39. A method for producing a polyvalent polypeptide comprising the steps of:

(a) culturing a unicellular host transformed with a recombinant DNA molecule according to claim 3 or 4 to produce a polypeptide; and (b) coupling said polypeptide to a carrier to form a polyvalent polypeptide.

40. A DNA sequence comprising:

(a) a first portion comprising a DNA sequence coding for the constant region of an immunoglobulin light chain; and

(b) a second portion comprising a DNA sequence according to claim 1 or 2, or portions thereof, said second portion being joined upstream of said first portion.

41. A DNA sequence comprising:

(a) a first portion comprising a DNA sequence coding for the constant region of an immunoglobulin heavy chain; and

(b) a second portion comprising a DNA sequence according to claim 1 or 2 , or portions thereof, said second portion being joined upstream of said first portion.

42. An expression vector comprising the DNA sequence according to claim 40.

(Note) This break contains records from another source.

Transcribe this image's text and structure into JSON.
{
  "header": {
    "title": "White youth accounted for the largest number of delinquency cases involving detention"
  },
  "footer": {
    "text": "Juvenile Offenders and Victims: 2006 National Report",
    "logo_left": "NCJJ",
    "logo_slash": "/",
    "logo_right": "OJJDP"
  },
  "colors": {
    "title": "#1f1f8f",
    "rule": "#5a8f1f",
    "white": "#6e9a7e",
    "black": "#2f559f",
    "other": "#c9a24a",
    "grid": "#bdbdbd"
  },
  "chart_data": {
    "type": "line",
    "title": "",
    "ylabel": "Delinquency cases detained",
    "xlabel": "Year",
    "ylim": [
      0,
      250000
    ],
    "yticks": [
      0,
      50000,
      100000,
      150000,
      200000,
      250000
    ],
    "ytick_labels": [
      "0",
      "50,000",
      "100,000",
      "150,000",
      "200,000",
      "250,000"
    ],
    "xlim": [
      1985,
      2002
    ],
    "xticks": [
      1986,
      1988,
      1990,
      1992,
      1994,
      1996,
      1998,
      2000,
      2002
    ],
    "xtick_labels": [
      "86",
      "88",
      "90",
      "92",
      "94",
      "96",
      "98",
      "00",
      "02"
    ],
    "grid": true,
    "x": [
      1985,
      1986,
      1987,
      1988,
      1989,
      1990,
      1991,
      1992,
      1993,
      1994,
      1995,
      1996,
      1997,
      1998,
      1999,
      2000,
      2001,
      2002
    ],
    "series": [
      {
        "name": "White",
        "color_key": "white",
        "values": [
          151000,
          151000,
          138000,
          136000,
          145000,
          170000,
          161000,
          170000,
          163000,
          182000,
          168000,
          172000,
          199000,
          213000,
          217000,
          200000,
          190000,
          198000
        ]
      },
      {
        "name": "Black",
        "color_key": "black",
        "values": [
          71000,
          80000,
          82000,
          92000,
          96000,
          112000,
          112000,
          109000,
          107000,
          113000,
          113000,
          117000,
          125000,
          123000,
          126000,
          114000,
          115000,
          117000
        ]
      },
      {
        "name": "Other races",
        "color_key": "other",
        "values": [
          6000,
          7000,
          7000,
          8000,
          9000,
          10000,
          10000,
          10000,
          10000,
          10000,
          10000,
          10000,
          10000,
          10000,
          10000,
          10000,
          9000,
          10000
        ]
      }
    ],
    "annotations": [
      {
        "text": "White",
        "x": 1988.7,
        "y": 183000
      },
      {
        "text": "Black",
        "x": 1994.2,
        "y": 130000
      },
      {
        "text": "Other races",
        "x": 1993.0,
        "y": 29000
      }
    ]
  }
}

43. An expression vector comprising the DNA sequence according to claim 41.

44. An expression vector comprising the DNA sequence according to claim 40 and the DNA sequence according to claim 41.

45. A method for producing a chimeric rsT4/IgG₁ comprising the step of co-transfecting a host cell with the expression vector according to claim 42 and the expression vector according to claim 43.

46. A method for producing a chimeric rsT4/IgG₁ comprising the step of transfecting a host cell with the expression vector according to claim 44.

47. A chimeric rsT4/IgG₁ produced by the method according to claim 45 or 46.

48. A pharmaceutical composition comprising an immunotherapeutic or immunosuppressive effective amount of a polypeptide according to claim 37 or 38.

49. A method for treating patients comprising the step of treating them in a pharmaceutically acceptable manner with a composition according to claim 48.

50. A diagnostic composition for detecting or for monitoring the course of HIV infection comprising a diagnostic effective amount of a polypeptide according to claim 37 or 38.

51. A pharmaceutical composition comprising an immunotherapeutic or immunosuppressive effective amount of a chimeric rsT4/IgG₁ according to claim 47.

52. A method for treating patients comprising the step of treating them in a pharmaceutically acceptable manner with a composition according to claim 51.